You need to eat before and after a workout – it is a known fact. To truly live a healthy and active life, you should ensure that the food you eat is nutritious too; however, nutritious does not have to mean bad tasting. To prove our point, here are five pre-workout and post-workout meals that you can try.

  1. Peanut Butter and Banana Smoothie

Who would not want to be energized by a smoothie this good? You can make this scrumptious smoothie by blending ice, bananas, a teaspoon of peanut butter, and almond milk. Customize the flavor of your drink by adding cinnamon or vanilla extract – it is entirely up to personal preference.

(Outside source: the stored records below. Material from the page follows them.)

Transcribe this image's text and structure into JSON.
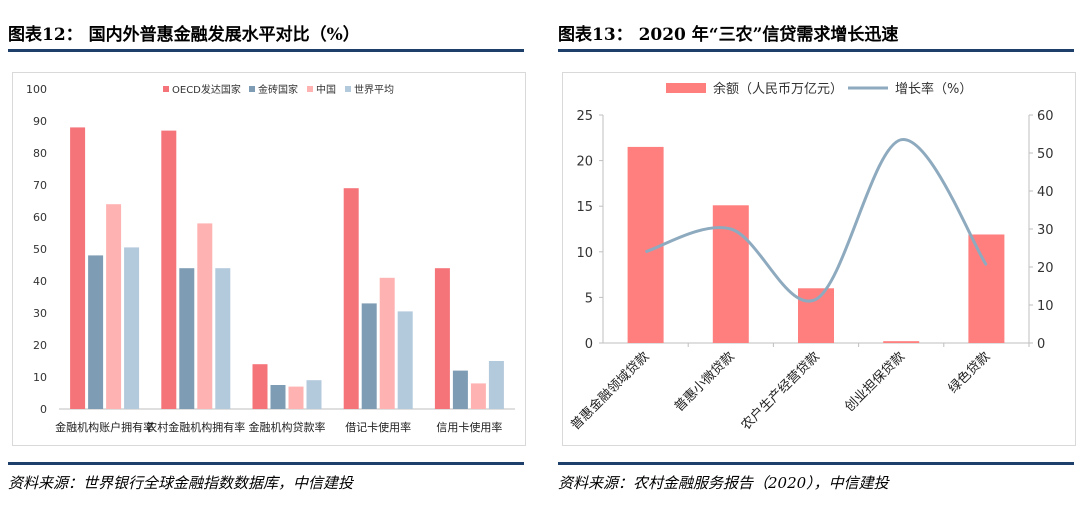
{
  "left": {
    "title": "图表12： 国内外普惠金融发展水平对比（%）",
    "source": "资料来源：世界银行全球金融指数数据库，中信建投"
  },
  "right": {
    "title": "图表13： 2020 年“三农”信贷需求增长迅速",
    "source": "资料来源：农村金融服务报告（2020），中信建投"
  },
  "chart_data": [
    {
      "type": "bar",
      "title": "国内外普惠金融发展水平对比（%）",
      "categories": [
        "金融机构账户拥有率",
        "农村金融机构拥有率",
        "金融机构贷款率",
        "借记卡使用率",
        "信用卡使用率"
      ],
      "series": [
        {
          "name": "OECD发达国家",
          "color": "#f4747a",
          "values": [
            88,
            87,
            14,
            69,
            44
          ]
        },
        {
          "name": "金砖国家",
          "color": "#7e9db5",
          "values": [
            48,
            44,
            7.5,
            33,
            12
          ]
        },
        {
          "name": "中国",
          "color": "#ffb2b2",
          "values": [
            64,
            58,
            7,
            41,
            8
          ]
        },
        {
          "name": "世界平均",
          "color": "#b3c9dc",
          "values": [
            50.5,
            44,
            9,
            30.5,
            15
          ]
        }
      ],
      "ylim": [
        0,
        100
      ],
      "yticks": [
        0,
        10,
        20,
        30,
        40,
        50,
        60,
        70,
        80,
        90,
        100
      ],
      "legend_position": "top-right",
      "grid": false
    },
    {
      "type": "bar+line",
      "title": "2020 年“三农”信贷需求增长迅速",
      "categories": [
        "普惠金融领域贷款",
        "普惠小微贷款",
        "农户生产经营贷款",
        "创业担保贷款",
        "绿色贷款"
      ],
      "series": [
        {
          "name": "余额（人民币万亿元）",
          "type": "bar",
          "axis": "left",
          "color": "#ff7f7f",
          "values": [
            21.5,
            15.1,
            6,
            0.2,
            11.9
          ]
        },
        {
          "name": "增长率（%）",
          "type": "line",
          "axis": "right",
          "color": "#8eaabf",
          "values": [
            24,
            30,
            11.5,
            53.5,
            20.5
          ]
        }
      ],
      "ylim_left": [
        0,
        25
      ],
      "yticks_left": [
        0,
        5,
        10,
        15,
        20,
        25
      ],
      "ylim_right": [
        0,
        60
      ],
      "yticks_right": [
        0,
        10,
        20,
        30,
        40,
        50,
        60
      ],
      "legend_position": "top",
      "grid": false
    }
  ]
}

Bananas, in general, are a good source of energy; this amazing fruit boosts your glycogen and sugar levels. It is best to consume this 30 minutes-1 hour before the workout; additionally, it is also a nice pick-me-up after a particularly intense workout!

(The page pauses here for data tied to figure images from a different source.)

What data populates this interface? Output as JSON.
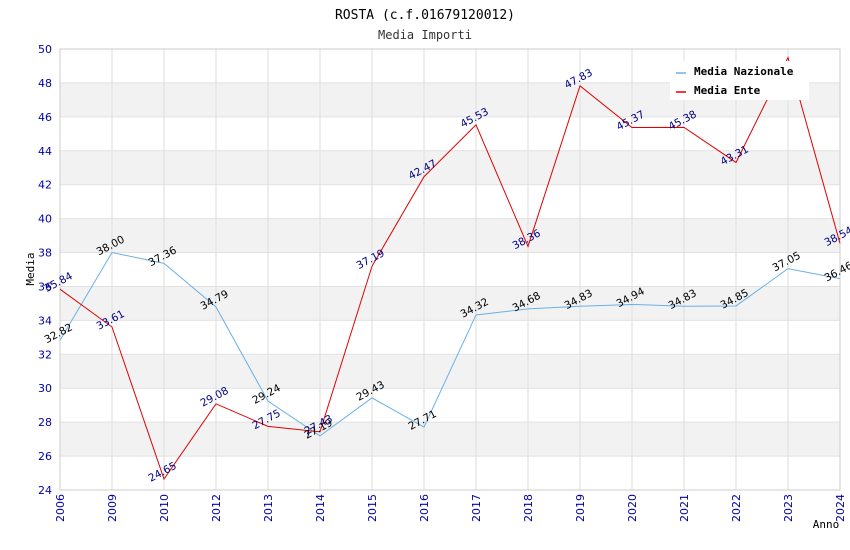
{
  "chart_data": {
    "type": "line",
    "title": "ROSTA (c.f.01679120012)",
    "subtitle": "Media Importi",
    "xlabel": "Anno",
    "ylabel": "Media",
    "ylim": [
      24,
      50
    ],
    "yticks": [
      "24",
      "26",
      "28",
      "30",
      "32",
      "34",
      "36",
      "38",
      "40",
      "42",
      "44",
      "46",
      "48",
      "50"
    ],
    "categories": [
      "2006",
      "2009",
      "2010",
      "2012",
      "2013",
      "2014",
      "2015",
      "2016",
      "2017",
      "2018",
      "2019",
      "2020",
      "2021",
      "2022",
      "2023",
      "2024"
    ],
    "series": [
      {
        "name": "Media Nazionale",
        "color": "#6ab0e8",
        "values": [
          32.82,
          38.0,
          37.36,
          34.79,
          29.24,
          27.19,
          29.43,
          27.71,
          34.32,
          34.68,
          34.83,
          34.94,
          34.83,
          34.85,
          37.05,
          36.46
        ],
        "labels": [
          "32.82",
          "38.00",
          "37.36",
          "34.79",
          "29.24",
          "27.19",
          "29.43",
          "27.71",
          "34.32",
          "34.68",
          "34.83",
          "34.94",
          "34.83",
          "34.85",
          "37.05",
          "36.46"
        ]
      },
      {
        "name": "Media Ente",
        "color": "#e00000",
        "values": [
          35.84,
          33.61,
          24.65,
          29.08,
          27.75,
          27.43,
          37.19,
          42.47,
          45.53,
          38.36,
          47.83,
          45.37,
          45.38,
          43.31,
          49.5,
          38.54
        ],
        "labels": [
          "35.84",
          "33.61",
          "24.65",
          "29.08",
          "27.75",
          "27.43",
          "37.19",
          "42.47",
          "45.53",
          "38.36",
          "47.83",
          "45.37",
          "45.38",
          "43.31",
          "",
          "38.54"
        ]
      }
    ],
    "legend_position": "top-right",
    "grid": true
  }
}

  1. Greek Yogurt and Dried Fruit

To perform your best at a workout, you need to consume a certain amount of sugar. Greek yogurt with dried fruit is enough to provide you with that boost; moreover, it has enough protein and sugar to keep you feeling full without the unnecessary calories! Preparation of this meal is easy; you just mix your preferred fruits into the Greek yogurt. Some people also include a dash of honey or nuts to spruce up their snack.

  1. Protein Shakes

If you are in a bit of a hurry, protein shakes can solve your time crunch. Proteins help prevent the muscles in your body from breaking down while at the same time, aiding in muscle recovery. You just need to blend your base liquid – either milk or juice – with your whey protein mix; you can also add fruits to enhance your shake’s flavor further! It is an easy way to get you up and running.

  1. Omelet

If you’re looking to whip up a nutritious meal quickly, make some omelets. Egg omelets are rich in protein, which are a huge help to your body’s muscles; however, consumption of protein should be done 2-3 hours before the actual workout for best performance. To make your omelets even healthier, you can include veggies in your mix, or pair your omelet with whole grain toast.

  1. Sweet Potato

Sweet potatoes are a staple food for most bodybuilders. It has lower calories than regular white potatoes, but taste just as good! Sweet potatoes also contain lots of fiber, which helps you maintain your appetite and build up your muscles; in addition to this, sweet potato also contains carbohydrates that provide you with energy to carry out your exercise – and help you recover afterward! A common way to serve sweet potato is to cut them up into wedges and serve them; a healthier alternative to french fries!

Indeed, you don’t have to sacrifice your taste buds just to eat nutritious food. A healthy lifestyle also means having to use your creativity to find the perfect balance between healthy and yummy!